Digital versus analógico. O acesso aos serviços públicos que deveriam ser custeados por essa massa de tributos, no entanto, costuma ser muito difícil. É como se o Estado brasileiro tivesse dois braços: o que arrecada é digital; o que entrega é analógico.

O cientista da computação Marcos Labriola foi quem criou o programa ReceitaNet, que faz a parte mais delicada da declaração de Imposto de Renda: a sua transmissão, com dados do contribuinte cujo sigilo não pode ser violado. Ele conta que, na época, era ainda mais difícil fazer essa criptografia no Brasil, porque os Estados Unidos impediam a exportação dos algoritmos. Eles acabaram trazidos de Israel. Hoje, Labriola domina a técnica.

O especialista observa que não haveria dificuldade técnica em desenvolver sistemas de agendamento de consultas e exames no Sistema Único de Saúde pelo telefone ou pela internet; ou de os prontuários dos pacientes estarem disponíveis na rede, para todos os profissionais da saúde que fossem atendê-los.

A Secretaria Municipal de Saúde de São Paulo informou ao Estado que no seu site "estão relacionados serviços, endereços de unidades, informações sobre doenças, relatórios, índices de saúde, etc.". Mas acrescentou que o agendamento "é feito exclusivamente de forma presencial", e "a porta de entrada da rede é a Unidade Básica de Saúde (UBS), que, após avaliação, faz o encaminhamento médico necessário para cada tipo de atendimento".

O Instituto Nacional de Traumatologia e Ortopedia Jamil Haddad, um hospital federal no Rio, adotou no início do mês a marcação de consultas online, nas unidades básicas de saúde. O SUS é gerido pelos municípios. O Estado perguntou ao Ministério da Saúde por que não condiciona o repasse de verbas para os municípios à implementação de sistemas como esse. "Estados e municípios são os principais responsáveis pela saúde pública de sua população e têm autonomia para elencar suas prioridades e executar aqueles serviços prioritários na sua região", respondeu o Ministério da Saúde.
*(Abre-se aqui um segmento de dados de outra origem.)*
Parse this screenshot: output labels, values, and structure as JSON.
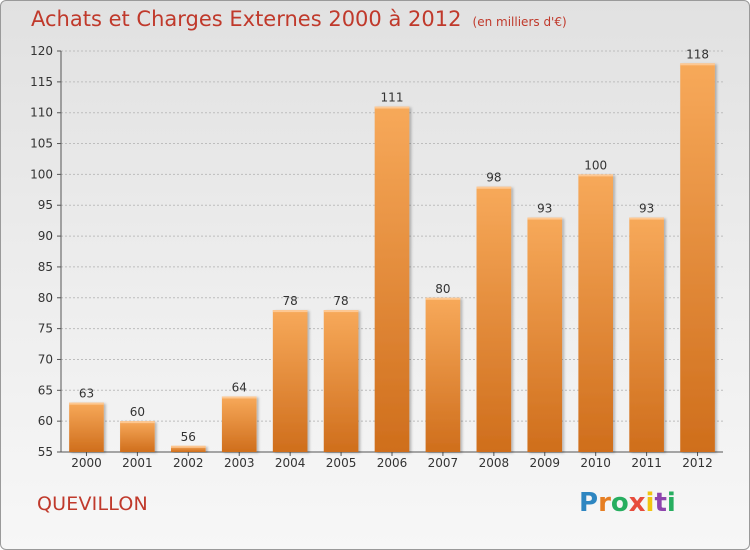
{
  "title": "Achats et Charges Externes 2000 à 2012",
  "subtitle": "(en milliers d'€)",
  "commune": "QUEVILLON",
  "logo": {
    "letters": [
      "P",
      "r",
      "o",
      "x",
      "i",
      "t",
      "i"
    ],
    "colors": [
      "#2e86c1",
      "#e67e22",
      "#27ae60",
      "#e74c3c",
      "#f1c40f",
      "#8e44ad",
      "#27ae60"
    ]
  },
  "colors": {
    "bar_light": "#f7a95a",
    "bar_dark": "#cf6e1c",
    "text": "#c0392b",
    "grid": "#bdbdbd"
  },
  "chart_data": {
    "type": "bar",
    "title": "Achats et Charges Externes 2000 à 2012",
    "categories": [
      "2000",
      "2001",
      "2002",
      "2003",
      "2004",
      "2005",
      "2006",
      "2007",
      "2008",
      "2009",
      "2010",
      "2011",
      "2012"
    ],
    "values": [
      63,
      60,
      56,
      64,
      78,
      78,
      111,
      80,
      98,
      93,
      100,
      93,
      118
    ],
    "ylim": [
      55,
      120
    ],
    "yticks": [
      55,
      60,
      65,
      70,
      75,
      80,
      85,
      90,
      95,
      100,
      105,
      110,
      115,
      120
    ],
    "grid": true,
    "data_labels": true
  }
}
Outro exemplo é o Exame Nacional do Ensino Médio (Enem), que mobiliza as escolas, pais e alunos de todo o País. A classificação das escolas é de vital interesse para quem quer decidir se mantém seu filho ou muda de escola, e para exigir melhorias na qualidade no ensino. Entretanto, o Ministério da Educação e o Inep, instituto que cuida do exame, não divulgam o ranking das escolas.

No sites do Ministério, há um link "Enem". Ele conduz a propostas da associação de dirigentes das universidades públicas. Já o link "Enem" do Inep conduz aos gabaritos da prova. Não há nada sobre o desempenho das escolas. Para se chegar ao dado, é preciso ir à barra de itens do lado esquerdo e clicar "Educação Básica", depois "Enem", "Edições Anteriores" e finalmente "Enem 2011- Médias por escola". Quatro passos - bastante improváveis, mesmo para um usuário experiente - para se chegar à informação mais relevante, do ponto de vista da população. Mesmo assim, o que se tem é a nota de cada escola em cada município - não um ranking.

Na época secretário da Receita Federal, Everardo Maciel foi o responsável pela implementação do atual sistema informatizado de declaração do Imposto de Renda. Ele conta que o seu ponto de partida foi o de que todas as dificuldades de organizar o serviço eram "problema da Receita, não do contribuinte". Como resultado, a sensação de quem preenche o formulário do imposto é a de que ele foi desenhado por alguém que anteviu as dificuldades que o usuário poderia enfrentar, e ofereceu as facilidades. Num País em que a cultura é a de criar dificuldades para vender facilidades, a sensação é reconfortante. Todos os anos, o sistema é aperfeiçoado.